When they go to talk to the parents of the girl that died Olsen has no luck or tact when talking to the father who’s rude and dismissive of her. Then Jeremy Renner steps outside with him, and has a heartfelt man-to-man with him as a fellow father who lost a daughter. The characters are allowed to feel things and air their thoughts. Ok.
There’s also a part where Olsen goes to talk to the mother, only to find her sitting alone cutting herself, which Olsen and the movie just peace out on entirely. That’s what I mean when I say Sheridan doesn’t know how to write female characters. He has a grasp on the pain a father would feel with losing a daughter, but the sadness a mother feels for losing her daughter is too much for him, that’s beyond his comprehension. Which ok, fine, then don’t write a movie featuring that.
The men in this movie have internal lives and heartaches we get to see, but the women don’t, which leaves this movie about the rape and death of a woman completely unbalanced.

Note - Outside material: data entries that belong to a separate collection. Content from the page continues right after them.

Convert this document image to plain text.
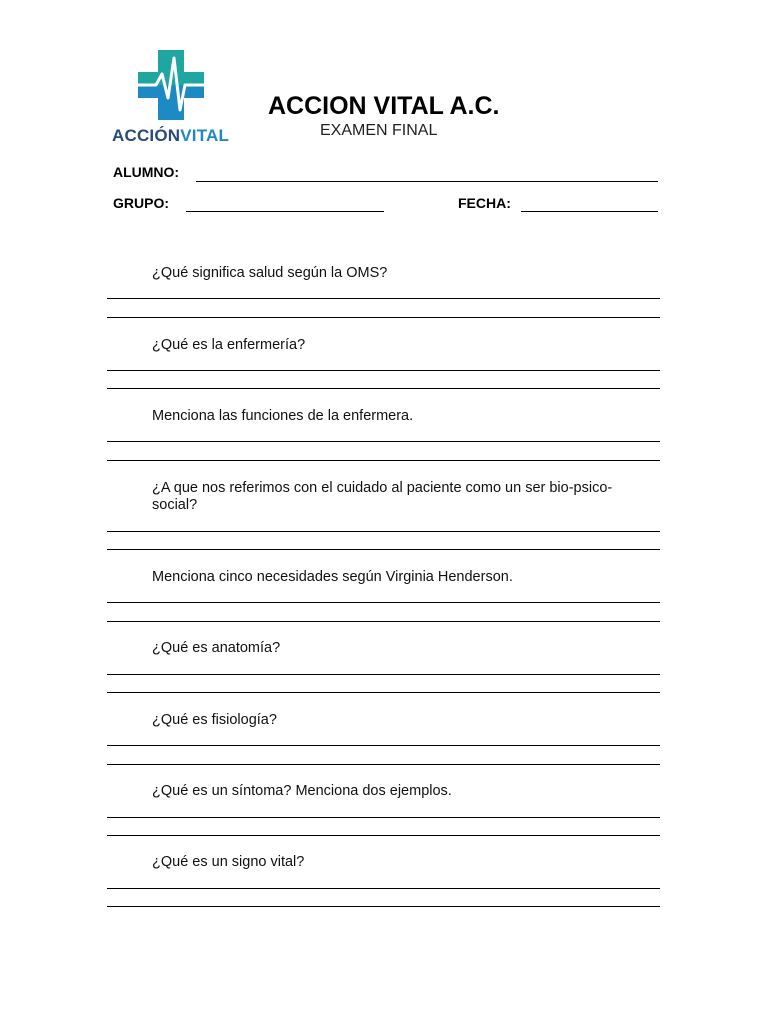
ACCIÓNVITAL
ACCION VITAL A.C.
EXAMEN FINAL
ALUMNO:
GRUPO:	FECHA:
¿Qué significa salud según la OMS?
¿Qué es la enfermería?
Menciona las funciones de la enfermera.
¿A que nos referimos con el cuidado al paciente como un ser bio-psico-social?
Menciona cinco necesidades según Virginia Henderson.
¿Qué es anatomía?
¿Qué es fisiología?
¿Qué es un síntoma? Menciona dos ejemplos.
¿Qué es un signo vital?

There’s also the fact that I didn’t really want a serious drama about adults being sad about death and rape. What I would have preferred was a movie that was stupider and just took this premise and became a dumb thriller. Prisoners is a movie I really like that did this, That’s more my speed. That’s an unfair criticism, I don’t generally like to get mad at movies for not being a completely different movie. But I think that would have been an easier movie to pull off. The criticisms I have of it wouldn’t bother me if it had been more trashy and fun. None of the characters in Valerian and the City of Thousand Planets have internal lives, they’re all shallow and shitty, but I love that movie because it’s stupid and fun. But because the movie takes itself so seriously and is generally well made (The acting is all good, the movie looks good, a lot of the writing is good) the places where it drops the ball sink the entire movie for me.
Ignoring the sexism, Hell or High Water is also a much better script than this or Sicario because it’s also very funny. It found the room for humor whereas the other two are pretty joyless experiences.
There’s more I could get into, but to do that I’d have to go deeper into the plot which I’m not gonna do here. I think this movie fails at what it set out to do and establishes some bad trends about a writer who I think is otherwise excellent. Go watch Hell or High Water, that is a great movie. Don’t bother with Wind River.